Michael C. Oballa

Coke formation in steam crackers for ethylene production

Abstract Coke formation and equipment fouling in steam cracking furnaces in the ethylene industry still remain a major operation problem. Ethylene producers have been actively seeking ways to reduce coke formation in order to achieve longer furnace run length. To date, many efforts have been made by academics and industrial personnel to understand the coking problem. Based on laboratory scale studies, various coking mechanisms have been proposed in the literature. However, these mechanisms are often reactor-related and contradictory to each other since laboratory scale reactors do not simulate the practical cracking operation in ethylene plants. Therefore, analyzing coke deposits produced in such reactors may not necessarily give results similar to those of coke produced in industrial plants. Due to this consideration, we analyzed two sets of coke sample deposits from typical locations (radiant coil, coil outlet, transfer line exchanger inlet and outlet) in steam cracking furnaces.

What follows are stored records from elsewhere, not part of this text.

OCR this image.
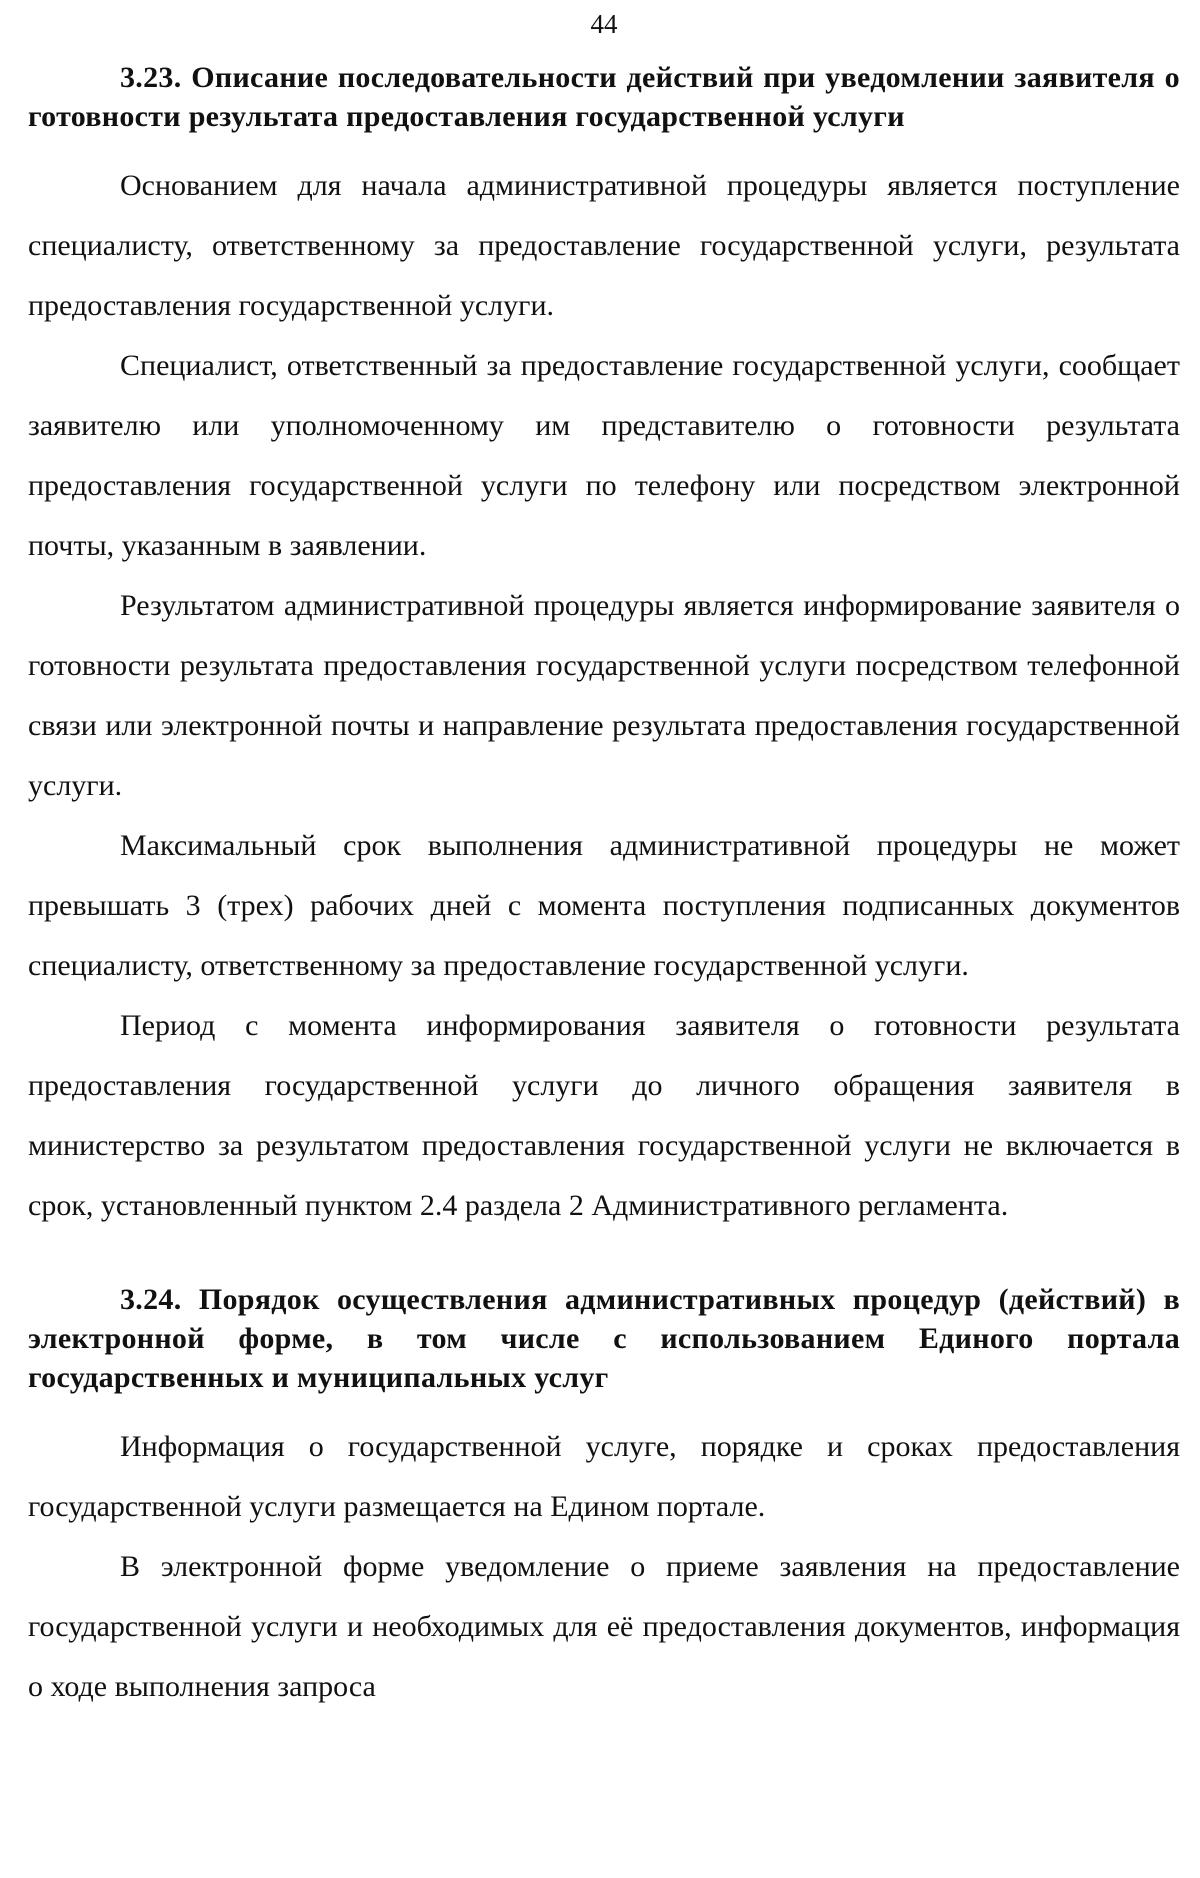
44
3.23. Описание последовательности действий при уведомлении заявителя о готовности результата предоставления государственной услуги

Основанием для начала административной процедуры является поступление специалисту, ответственному за предоставление государственной услуги, результата предоставления государственной услуги.

Специалист, ответственный за предоставление государственной услуги, сообщает заявителю или уполномоченному им представителю о готовности результата предоставления государственной услуги по телефону или посредством электронной почты, указанным в заявлении.

Результатом административной процедуры является информирование заявителя о готовности результата предоставления государственной услуги посредством телефонной связи или электронной почты и направление результата предоставления государственной услуги.

Максимальный срок выполнения административной процедуры не может превышать 3 (трех) рабочих дней с момента поступления подписанных документов специалисту, ответственному за предоставление государственной услуги.

Период с момента информирования заявителя о готовности результата предоставления государственной услуги до личного обращения заявителя в министерство за результатом предоставления государственной услуги не включается в срок, установленный пунктом 2.4 раздела 2 Административного регламента.

3.24. Порядок осуществления административных процедур (действий) в электронной форме, в том числе с использованием Единого портала государственных и муниципальных услуг

Информация о государственной услуге, порядке и сроках предоставления государственной услуги размещается на Едином портале.

В электронной форме уведомление о приеме заявления на предоставление государственной услуги и необходимых для её предоставления документов, информация о ходе выполнения запроса
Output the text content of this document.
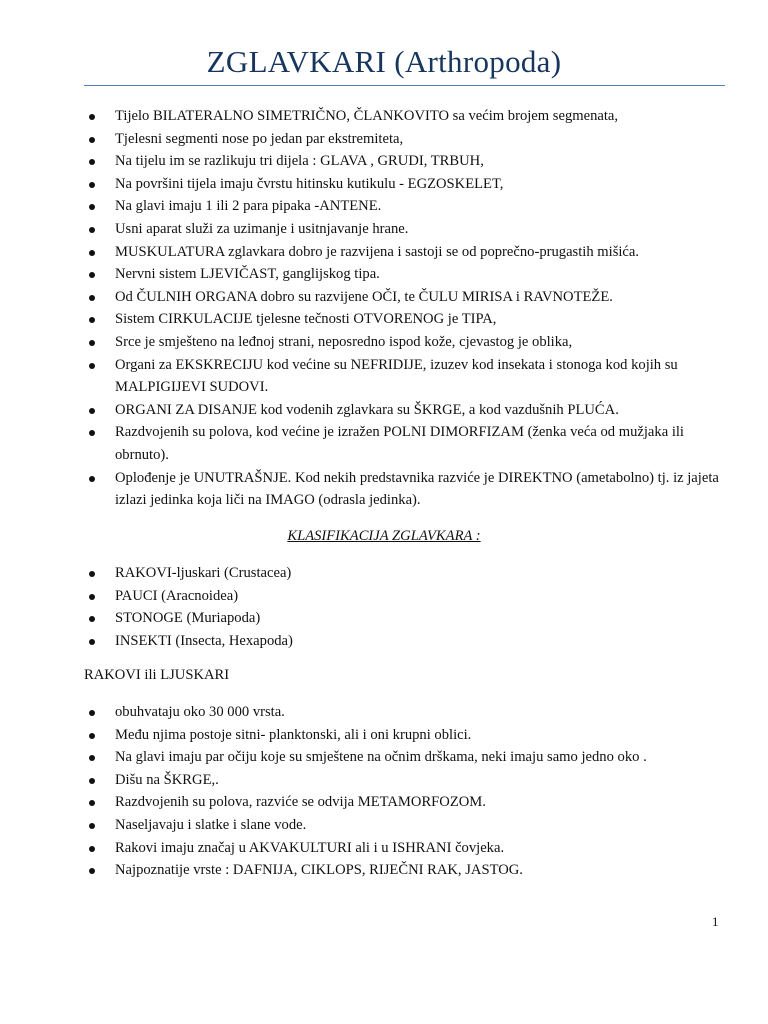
ZGLAVKARI (Arthropoda)
Tijelo BILATERALNO SIMETRIČNO, ČLANKOVITO sa većim brojem segmenata,
Tjelesni segmenti nose po jedan par ekstremiteta,
Na tijelu im se razlikuju tri dijela : GLAVA , GRUDI, TRBUH,
Na površini tijela imaju čvrstu hitinsku kutikulu - EGZOSKELET,
Na glavi imaju 1 ili 2 para pipaka -ANTENE.
Usni aparat služi za uzimanje i usitnjavanje hrane.
MUSKULATURA zglavkara dobro je razvijena i sastoji se od poprečno-prugastih mišića.
Nervni sistem LJEVIČAST, ganglijskog tipa.
Od ČULNIH ORGANA dobro su razvijene OČI, te ČULU MIRISA i RAVNOTEŽE.
Sistem CIRKULACIJE tjelesne tečnosti OTVORENOG je TIPA,
Srce je smješteno na leđnoj strani, neposredno ispod kože, cjevastog je oblika,
Organi za EKSKRECIJU kod većine su NEFRIDIJE, izuzev kod insekata i stonoga kod kojih su MALPIGIJEVI SUDOVI.
ORGANI ZA DISANJE kod vodenih zglavkara su ŠKRGE, a kod vazdušnih PLUĆA.
Razdvojenih su polova, kod većine je izražen POLNI DIMORFIZAM (ženka veća od mužjaka ili obrnuto).
Oplođenje je UNUTRAŠNJE. Kod nekih predstavnika razviće je DIREKTNO (ametabolno) tj. iz jajeta izlazi jedinka koja liči na IMAGO (odrasla jedinka).
KLASIFIKACIJA ZGLAVKARA :
RAKOVI-ljuskari (Crustacea)
PAUCI (Aracnoidea)
STONOGE (Muriapoda)
INSEKTI (Insecta, Hexapoda)
RAKOVI ili LJUSKARI
obuhvataju oko 30 000 vrsta.
Među njima postoje sitni- planktonski, ali i oni krupni oblici.
Na glavi imaju par očiju koje su smještene na očnim drškama, neki imaju samo jedno oko .
Dišu na ŠKRGE,.
Razdvojenih su polova, razviće se odvija METAMORFOZOM.
Naseljavaju i slatke i slane vode.
Rakovi imaju značaj u AKVAKULTURI ali i u ISHRANI čovjeka.
Najpoznatije vrste : DAFNIJA, CIKLOPS, RIJEČNI RAK, JASTOG.
1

One set of the samples was taken from an ethane cracking furnace, while the other set was from a naphtha cracking furnace. Analyses were carried out on both the process side and the metal side of the sample deposits. Scanning electron microscopy (SEM) was used for microstructure, proton induced X-ray emission spectrometry (PIXE) for elemental composition, energy dispersive X-ray spectrometry (EDX) for surface elemental composition, and micro-elemental analyzer for C and H contents. Based on our results, this paper aims to provide a closer insight into the coking problem in industrial steam crackers. In addition, the coking mechanisms proposed in the literature (pyrolytic coke, catalytic coke, droplet condensation and mechanically carried over coke) are also briefly reviewed.